Мои отношения с идейным атеизмом всегда сводились к идее о том, что это тоже одна из форм религии, просто сравнительно новая, неустоявшаяся в богословском («безбожнословском») фундаменте и потому довольно мутная. Окончательно эту позицию застолбил лосевской «Диалектикой мифа», в которой эта версия получает серьезное обоснование. Собственно, иудаизм довольно близок к атеизму в том смысле, что иудейского Бога, до некоторой степени, тоже «нет». Тем и интересен, по большому счету.
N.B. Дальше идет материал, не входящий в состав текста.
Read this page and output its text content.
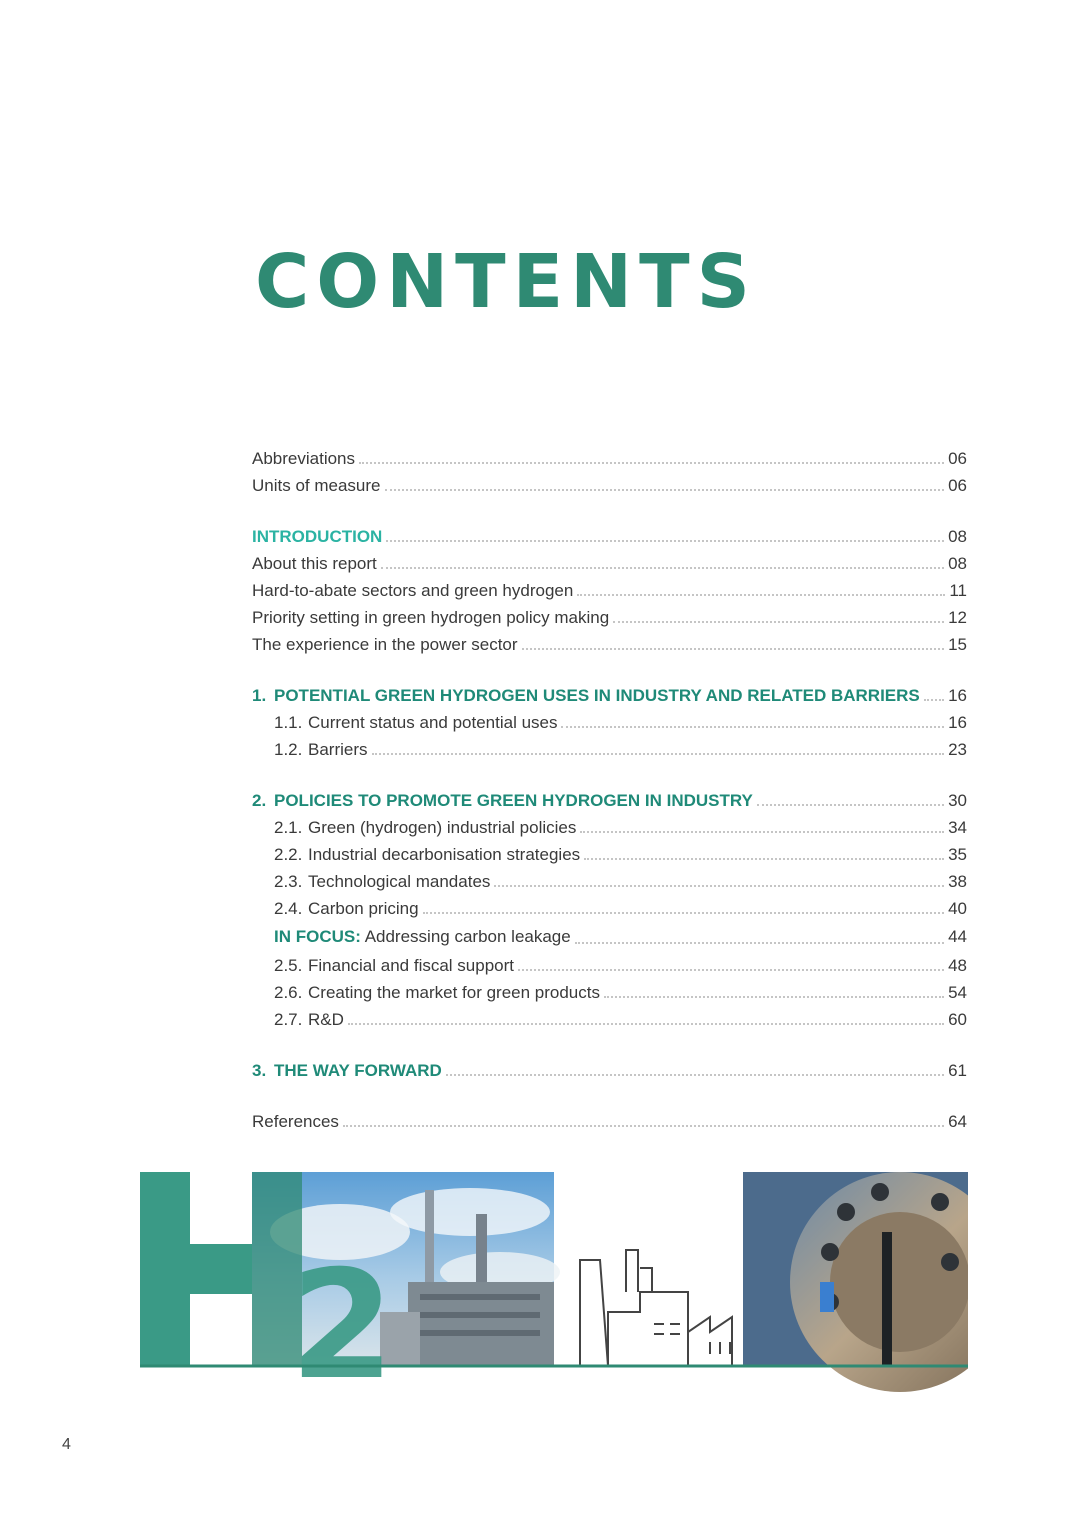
CONTENTS
Abbreviations	06
Units of measure	06
INTRODUCTION	08
About this report	08
Hard-to-abate sectors and green hydrogen	11
Priority setting in green hydrogen policy making	12
The experience in the power sector	15
1. POTENTIAL GREEN HYDROGEN USES IN INDUSTRY AND RELATED BARRIERS 16
1.1. Current status and potential uses	16
1.2. Barriers	23
2. POLICIES TO PROMOTE GREEN HYDROGEN IN INDUSTRY	30
2.1. Green (hydrogen) industrial policies	34
2.2. Industrial decarbonisation strategies	35
2.3. Technological mandates	38
2.4. Carbon pricing	40
IN FOCUS: Addressing carbon leakage	44
2.5. Financial and fiscal support	48
2.6. Creating the market for green products	54
2.7. R&D	60
3. THE WAY FORWARD	61
References	64
2
4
В рамках такого мировоззрения я скептически отношусь как ко внеконфессиональной религиозности («у меня бог в душе, а попы воруют только»), так и к однозначному конфессиональному самоопределению («наша вера истинная, а все остальные — схизматики, безбожники или жертвы опиума для народа»). Истинность или неистинность веры понятна не по выбору конфессии, а по тому, приходит ли вместе с ней та духовная сила, посредством которой только и можно преодолевать своё «внутреннее животное». Но было бы ошибкой сводить веру к «духовной практике» и «самосовершенствованию» — для этого достаточно всевозможной йоги, которая не требует громоздить сложную религиозную картину мира. Нет, вера — это когда кроме тебя и твоих бесчисленных внутренних тараканов есть еще тот самый Другой, к которому ты ищешь пути.

В этом смысле глубинным антонимом веры выступает солипсизм — та самая сартровская «заброшенность», которая в двух словах сводится к тому, что, кроме тебя, в этом мире вообще никого не существует, а если и существует, ты об этом никогда не сможешь по-настоящему узнать. Этот солипсизм сам по себе чудесен и комфортен, но есть одна загвоздка — в его системе личная смерть становится полной и окончательной катастрофой, Концом Света. Поэтому он нуждается в сложных психотехниках вытеснения, забвения «памяти смертной», жестком табу на эту тему. Именно поэтому «не бывает атеистов в окопах под огнем» — речь, конечно же, не об атеистах, а о «неверных», как сказал бы Пророк. Как не бывает и не может быть смерти или даже старости в глянцевых журналах, этих молитвенниках солипсистской антирелигии.

Вспоминаю анекдот о том, как две модели — мальчик и девочка — случайно, то ли на спор, то ли по ошибке — друг на друге поженились. Пришли домой из загса, легли на кровать, раскинули руки, лежат так полчаса… потом мальчик, не выдержав, поворачивает голову к девочке: «ну в конце концов, нас сегодня кто-нибудь трахать-то будет?» Собственно, это и есть апофеоз «заброшенности», в натуральную величину.